Schiattino Maria Simona

Località: Puglia / Botrugno
Intervista conoscitiva

Associata n° 42 – 2026

Cosa significa per te essere gentile oggi, nella vita di tutti i giorni?

Per me essere gentile, nella vita di tutti i giorni, non è tanto “essere buoni” in modo astratto, ma fare spazio agli altri.

Qual è un piccolo gesto di gentilezza che cerchi di praticare ogni giorno?

In mondo che corre,secondo me ascoltare è la forma più alta di gentilezza.

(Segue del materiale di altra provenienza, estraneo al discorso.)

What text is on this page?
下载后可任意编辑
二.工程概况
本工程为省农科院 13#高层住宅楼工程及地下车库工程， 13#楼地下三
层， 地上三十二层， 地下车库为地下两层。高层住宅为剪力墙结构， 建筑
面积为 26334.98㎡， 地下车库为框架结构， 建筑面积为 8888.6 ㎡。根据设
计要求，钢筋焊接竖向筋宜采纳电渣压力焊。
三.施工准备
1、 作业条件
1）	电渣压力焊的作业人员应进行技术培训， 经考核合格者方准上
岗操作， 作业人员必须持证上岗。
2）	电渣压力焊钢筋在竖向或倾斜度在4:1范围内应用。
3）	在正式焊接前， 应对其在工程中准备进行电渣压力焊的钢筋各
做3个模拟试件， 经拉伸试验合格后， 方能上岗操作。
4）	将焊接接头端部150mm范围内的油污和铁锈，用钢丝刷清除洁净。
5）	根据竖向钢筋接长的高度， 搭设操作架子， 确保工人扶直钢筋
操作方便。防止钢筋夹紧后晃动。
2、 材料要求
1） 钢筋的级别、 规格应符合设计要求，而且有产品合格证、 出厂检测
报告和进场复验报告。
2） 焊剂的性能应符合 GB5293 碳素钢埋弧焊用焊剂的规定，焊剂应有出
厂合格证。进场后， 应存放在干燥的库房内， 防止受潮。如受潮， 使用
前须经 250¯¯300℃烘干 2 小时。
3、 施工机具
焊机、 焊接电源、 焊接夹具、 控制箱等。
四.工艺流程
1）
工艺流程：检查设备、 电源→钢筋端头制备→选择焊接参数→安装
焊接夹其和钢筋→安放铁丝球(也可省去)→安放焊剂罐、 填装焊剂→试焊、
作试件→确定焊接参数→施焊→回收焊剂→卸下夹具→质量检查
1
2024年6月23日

Quando hai visto la gentilezza fare davvero la differenza?

Quando mi sono fermata vicino ad una persona che si sentiva “invisibile” dedicandole tempo e sostegno.

Cosa rende difficile essere gentili nel mondo di oggi?

La gentilezza richiede presenza, ascolto, tempo. Vivendo in modalità “urgenza continua”, spesso reagiamo invece di rispondere oppure ci chiudiamo in noi stessi.

In che modo il tuo impegno come Ambasciatore porta gentilezza nel tuo contesto (famiglia, lavoro, comunità)?

Far parte dei Costruttori di Gentilezza mi ha cambiato profondamente. Non si tratta solo di piccoli gesti verso gli altri: è un cambiamento dentro di me, un modo nuovo di guardare il mondo.

Se tutti praticassero un gesto gentile al giorno, cosa pensi cambierebbe nella comunità?

Se la gentilezza fosse una pratica diffusa,le relazioni diventerebbero più solide e tutti nella comunità si sentirebbero più riconosciuti e valorizzati.

Che messaggio semplice vorresti lasciare a chi sceglie di costruire gentilezza nel 2026?

Continua a tessere gentilezza nella vita degli altri.